02/06/2005 [DESVIO DO RIO]
Na biblioteca da CEMIG, vários deslocamentos sem sair do lugar, dentro do acervo de fotografias: a solenidade de desvio do Rio Preto para a construção da Usina do Queimado, em 2001. O apagamento da cidade, a geração de energia e a soltura de emas, redesenhos de vários territórios.
06/07/2005 [TOPÔNIMO]
Geografia hidráulica: aquela que se movimenta por meio de um líquido sob pressão. No mapa de Minas Gerais, são 40 nomes: Pedra Negra, Macaia, Ponte do Funil, Nova Ponte, Itueta, Resplendor, Chaveslândia, Paranaíguara, Peixe Cru, Três Ranchos, Braúnas, Conceição das Alagoas, Piranguçu, Ijaci, Leme do Prado, Itumirim, Ibituruna, Cristália, Botumirim, Capim Branco, São Simão, Gouvelândia, Sacramento, Itutinga, Piau, Gafanhoto, Porto Estrela, Queimado, Pai Joaquim, Emborcação, Salto Grande, Volta Grande, Sá Carvalho, Piranguçu, Sacramento, Igarapava, Rifânia, Açucena, Cabeceira Grande, Baixo Guandu.
12/07/2005 [PEIXAMENTO]
Os alevinos com 45 dias de vida livre vão para os tanques de peixamento. Ali, eles são concentrados num canto, enquanto o tanque vai se esvaziando. Passa-se em seguida a rede de arrasto e os alevinos são retirados com o auxílio de puçás, sendo imediatamente selecionados para o peixamento. Aqueles escolhidos devem ser convenientemente acondicionados para a viagem, quer seja de curto como de longo percurso. Deve-se ter o cuidado de verificar se a temperatura da nova água é igual a do viveiro de onde foram retirados.
11/08/2005 [PEIXAMENTO]
O plano era executar o PEIXAMENTO no espelho d’água do edifício. 50 sacos plásticos preenchidos com água e oxigênio para a recondução de alevinos: a sua captura, o seu transporte, a sua aclimatação e a sua soltura.
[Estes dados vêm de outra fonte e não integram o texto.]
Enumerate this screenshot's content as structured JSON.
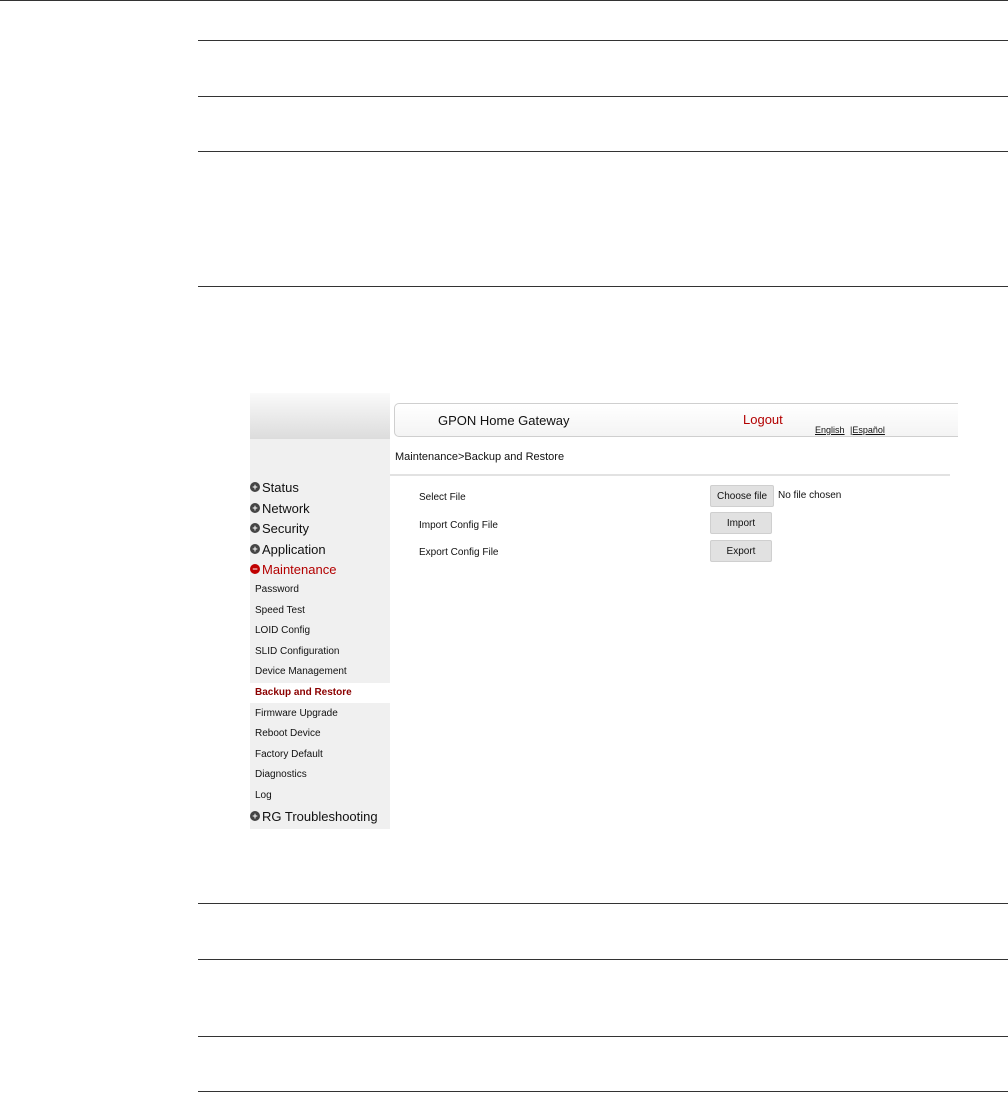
{
  "app": {
    "brand": "GPON Home Gateway",
    "logout": "Logout",
    "lang_english": "English",
    "lang_sep": "|",
    "lang_spanish": "Español"
  },
  "breadcrumb": "Maintenance>Backup and Restore",
  "sidebar": {
    "top": [
      {
        "label": "Status"
      },
      {
        "label": "Network"
      },
      {
        "label": "Security"
      },
      {
        "label": "Application"
      },
      {
        "label": "Maintenance"
      }
    ],
    "maintenance_items": [
      {
        "label": "Password"
      },
      {
        "label": "Speed Test"
      },
      {
        "label": "LOID Config"
      },
      {
        "label": "SLID Configuration"
      },
      {
        "label": "Device Management"
      },
      {
        "label": "Backup and Restore"
      },
      {
        "label": "Firmware Upgrade"
      },
      {
        "label": "Reboot Device"
      },
      {
        "label": "Factory Default"
      },
      {
        "label": "Diagnostics"
      },
      {
        "label": "Log"
      }
    ],
    "bottom": {
      "label": "RG Troubleshooting"
    },
    "active_section": "Maintenance",
    "active_item": "Backup and Restore"
  },
  "form": {
    "select_file_label": "Select File",
    "choose_file_button": "Choose file",
    "file_status": "No file chosen",
    "import_label": "Import Config File",
    "import_button": "Import",
    "export_label": "Export Config File",
    "export_button": "Export"
  },
  "colors": {
    "accent_red": "#b30000",
    "sidebar_bg": "#f0f0f0",
    "button_bg": "#e1e1e1"
  }
}
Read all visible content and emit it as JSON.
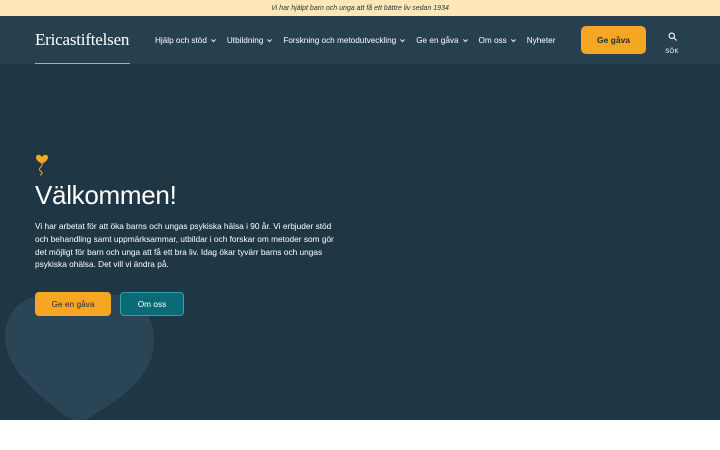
{
  "announcement": "Vi har hjälpt barn och unga att få ett bättre liv sedan 1934",
  "header": {
    "logo": "Ericastiftelsen",
    "nav": [
      {
        "label": "Hjälp och stöd",
        "dropdown": true
      },
      {
        "label": "Utbildning",
        "dropdown": true
      },
      {
        "label": "Forskning och metodutveckling",
        "dropdown": true
      },
      {
        "label": "Ge en gåva",
        "dropdown": true
      },
      {
        "label": "Om oss",
        "dropdown": true
      },
      {
        "label": "Nyheter",
        "dropdown": false
      }
    ],
    "cta": "Ge gåva",
    "search_label": "SÖK",
    "search_icon": "search-icon"
  },
  "hero": {
    "title": "Välkommen!",
    "text": "Vi har arbetat för att öka barns och ungas psykiska hälsa i 90 år. Vi erbjuder stöd och behandling samt uppmärksammar, utbildar i och forskar om metoder som gör det möjligt för barn och unga att få ett bra liv. Idag ökar tyvärr barns och ungas psykiska ohälsa. Det vill vi ändra på.",
    "primary_button": "Ge en gåva",
    "secondary_button": "Om oss",
    "balloon_icon": "heart-balloon-icon"
  },
  "colors": {
    "announcement_bg": "#fde7b6",
    "header_bg": "#27404f",
    "hero_bg": "#1f3645",
    "accent": "#f5a623",
    "teal_button": "#0b6a76"
  }
}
O espelho d’água como um elemento arquitetônico passível de peixamento e, portanto, passível de ser enxergado num localgrama vertical subjetivo, expandido, construtor de conexões diárias.
24/08/2005 [COMPORTA]
Durante 2 dias, Marcelo Drummond captou o inventário visual de entradas e saídas através das catracas da ala B, material para o vídeo COMPORTA. Nesse ínterim, conheço Débora. Ela responde pela denominação SA09B2: SA (edifício sede), andar 09, bloco B2. Território dos códigos numéricos, cada funcionário é um número, distribuído em setores e andares. Cada funcionário-número é registrado na catraca do saguão de entrada, diariamente. O vídeo COMPORTA inverte essa ordem: exibido em modo reverso, a nova imagem retira os funcionários na hora de sua chegada e os devolve à empresa na hora da sua saída. A identidade rasura a identificação, e tal superposição confere imprecisão e inexatidão aos números, transformando-os numa imagem borrada.
30/08/2005 [COPINHA ]
A COPINHA funcionou diariamente, de 11 às 15 horas. Nessa ocasião, a observação cotidiana prévia do empilhamento de refeitórios no edifício deu lugar a uma transposição física que justapõe 24 copinhas na dinâmica de um novo lugar, finalmente institucionalizado. Em madeira, foi construída na Galeria, a partir de projeto arquitetônico de Renata Marquez e Wellington Cançado. Ali tiveram origem e execução várias ações da COPINHA no papel de distribuidora de energia comestível.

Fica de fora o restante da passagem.